Pada prakteknya, seringkali konflik timbul dari pergesekan karakter yang dimiliki oleh tiap individu. Justru tidak bermula dari sistem yang diterapkan oleh sebuah organisasi. Se-ideal apapun sebuah sistem, tidak akan bekerja dengan baik apabila tiap anggotanya selalu mengalami benturan.
Dari tiap benturan tersebut, seleksi alam yang sesungguhnya tengah berlangsung. Akan terlihat seberapa baik karakter dan kompetensi anggota dalam menyelesaikan konflik. Apakah ia berjiwa besar untuk mengaku salah kemudian memperbaikinya, atau berkeras hati mengikuti kemauan diri sendiri. Seharusnya itu bisa menjadi pelajaran bagaimana kita bisa bersikap ketika dipimpin maupun memimpin.
Lalu bagaimana saat benturan tersebut terus terjadi? Apakah kita harus memberikan pemakluman karena menyangkut sikap dan karakter seseorang? Menurut pengalaman saya, memilih untuk melupakan konflik dan membiarkannya berlalu adalah langkah yang tidak baik dalam berorganisasi. Apapun konflik yang muncul, sebaiknya diselesaikan sesegera mungkin. Konflik akan menjadi borok yang menggerogoti dari dalam apabila tidak diobati sampai sembuh. Cara apapun bisa dipilih untuk menyelesaikannya, ketimbang diberi pemakluman dan berusaha dilupakan. Kuncinya adalah komunikasi. Bicarakan segala sesuatunya bersama-sama, mencari kata mufakat melalui musyawarah. Bukankah itu salah satu alasan mengapa kita berorganisasi?
Saya beruntung bisa belajar berorganisasi saat kuliah dulu.
Jika ditanya apakah bermanfaat, tentu saja. Mungkin Viaduct tidak akan
mempermudah dirimu untuk mendapat pekerjaan usai kuliah, atau membantumu
mendapat pekerjaan dengan upah di atas UMR. Atau membuatmu menjadi selebritis
populis yang pada akhirnya hanya meramaikan dunia maya.

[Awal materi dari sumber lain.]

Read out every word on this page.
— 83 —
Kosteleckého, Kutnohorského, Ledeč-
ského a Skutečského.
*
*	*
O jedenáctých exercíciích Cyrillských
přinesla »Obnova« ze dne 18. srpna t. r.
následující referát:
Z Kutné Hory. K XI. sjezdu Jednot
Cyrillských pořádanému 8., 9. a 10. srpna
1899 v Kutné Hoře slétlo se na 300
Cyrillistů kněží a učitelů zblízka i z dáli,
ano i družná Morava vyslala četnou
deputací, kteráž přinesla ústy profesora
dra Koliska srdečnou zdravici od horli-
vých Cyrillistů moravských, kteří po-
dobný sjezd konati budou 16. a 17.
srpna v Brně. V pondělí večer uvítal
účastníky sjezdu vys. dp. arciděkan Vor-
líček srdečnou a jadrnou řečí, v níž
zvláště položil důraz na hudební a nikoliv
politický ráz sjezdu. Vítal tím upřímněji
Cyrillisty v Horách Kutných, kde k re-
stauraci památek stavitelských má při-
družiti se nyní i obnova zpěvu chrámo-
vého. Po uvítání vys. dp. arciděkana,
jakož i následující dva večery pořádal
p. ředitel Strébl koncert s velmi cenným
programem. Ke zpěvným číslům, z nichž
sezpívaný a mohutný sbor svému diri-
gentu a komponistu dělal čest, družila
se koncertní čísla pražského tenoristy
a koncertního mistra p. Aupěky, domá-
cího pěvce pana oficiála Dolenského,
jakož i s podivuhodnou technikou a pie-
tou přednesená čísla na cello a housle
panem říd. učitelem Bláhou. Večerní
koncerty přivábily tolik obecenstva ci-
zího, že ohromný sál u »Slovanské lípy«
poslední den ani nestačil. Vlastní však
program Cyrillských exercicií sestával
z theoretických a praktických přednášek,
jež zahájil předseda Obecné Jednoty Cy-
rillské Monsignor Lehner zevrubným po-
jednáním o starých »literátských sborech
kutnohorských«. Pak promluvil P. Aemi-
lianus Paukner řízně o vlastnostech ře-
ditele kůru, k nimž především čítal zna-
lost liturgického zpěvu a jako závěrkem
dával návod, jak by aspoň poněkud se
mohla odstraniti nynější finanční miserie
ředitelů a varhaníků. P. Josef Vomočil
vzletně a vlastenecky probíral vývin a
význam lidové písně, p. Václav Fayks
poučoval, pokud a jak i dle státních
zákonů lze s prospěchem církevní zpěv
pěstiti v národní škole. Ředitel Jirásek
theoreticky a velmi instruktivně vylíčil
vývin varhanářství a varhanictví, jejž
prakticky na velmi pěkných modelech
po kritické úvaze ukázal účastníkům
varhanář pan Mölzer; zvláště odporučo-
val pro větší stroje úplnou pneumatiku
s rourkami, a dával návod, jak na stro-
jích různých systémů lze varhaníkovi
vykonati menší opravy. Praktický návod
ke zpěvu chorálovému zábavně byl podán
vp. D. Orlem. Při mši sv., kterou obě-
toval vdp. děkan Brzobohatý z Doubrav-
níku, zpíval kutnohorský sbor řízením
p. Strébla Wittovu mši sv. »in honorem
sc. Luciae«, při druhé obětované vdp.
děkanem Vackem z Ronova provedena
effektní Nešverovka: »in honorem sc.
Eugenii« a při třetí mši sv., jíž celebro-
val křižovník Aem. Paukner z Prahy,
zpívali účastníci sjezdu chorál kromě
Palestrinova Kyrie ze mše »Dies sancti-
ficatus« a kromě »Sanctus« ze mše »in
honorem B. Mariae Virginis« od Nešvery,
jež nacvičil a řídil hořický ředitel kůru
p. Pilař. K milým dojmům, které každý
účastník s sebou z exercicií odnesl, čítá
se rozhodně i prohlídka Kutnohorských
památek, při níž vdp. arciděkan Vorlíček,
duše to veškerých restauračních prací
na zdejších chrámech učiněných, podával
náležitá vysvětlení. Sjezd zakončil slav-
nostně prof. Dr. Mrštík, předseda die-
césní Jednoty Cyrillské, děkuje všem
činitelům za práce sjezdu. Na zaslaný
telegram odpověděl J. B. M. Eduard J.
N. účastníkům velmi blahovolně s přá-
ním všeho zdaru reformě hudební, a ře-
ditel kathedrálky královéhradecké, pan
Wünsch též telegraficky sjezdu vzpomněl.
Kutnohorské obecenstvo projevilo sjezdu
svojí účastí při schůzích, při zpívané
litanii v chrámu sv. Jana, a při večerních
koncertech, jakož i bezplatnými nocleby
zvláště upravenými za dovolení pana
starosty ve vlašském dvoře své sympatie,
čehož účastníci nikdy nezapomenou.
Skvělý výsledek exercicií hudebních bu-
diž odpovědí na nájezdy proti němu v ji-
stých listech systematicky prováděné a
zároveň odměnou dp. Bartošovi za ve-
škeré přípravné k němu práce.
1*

Tapi dari Viaduct, saya belajar bagaimana saya memandang
orang lain, bagaimana saya memberi perlakuan terhadap sesama, dan bagaimana
saya hidup dengan sepenuh hati tanpa harus linglung di persimpangan jalan. Dari
Viaduct, saya tahu harus bagaimana memulai segala sesuatunya, akan melangkah ke
mana dan harus menjadi apa.
It is only with the heart that one can see rightly; what
is essential is invisible to the eye.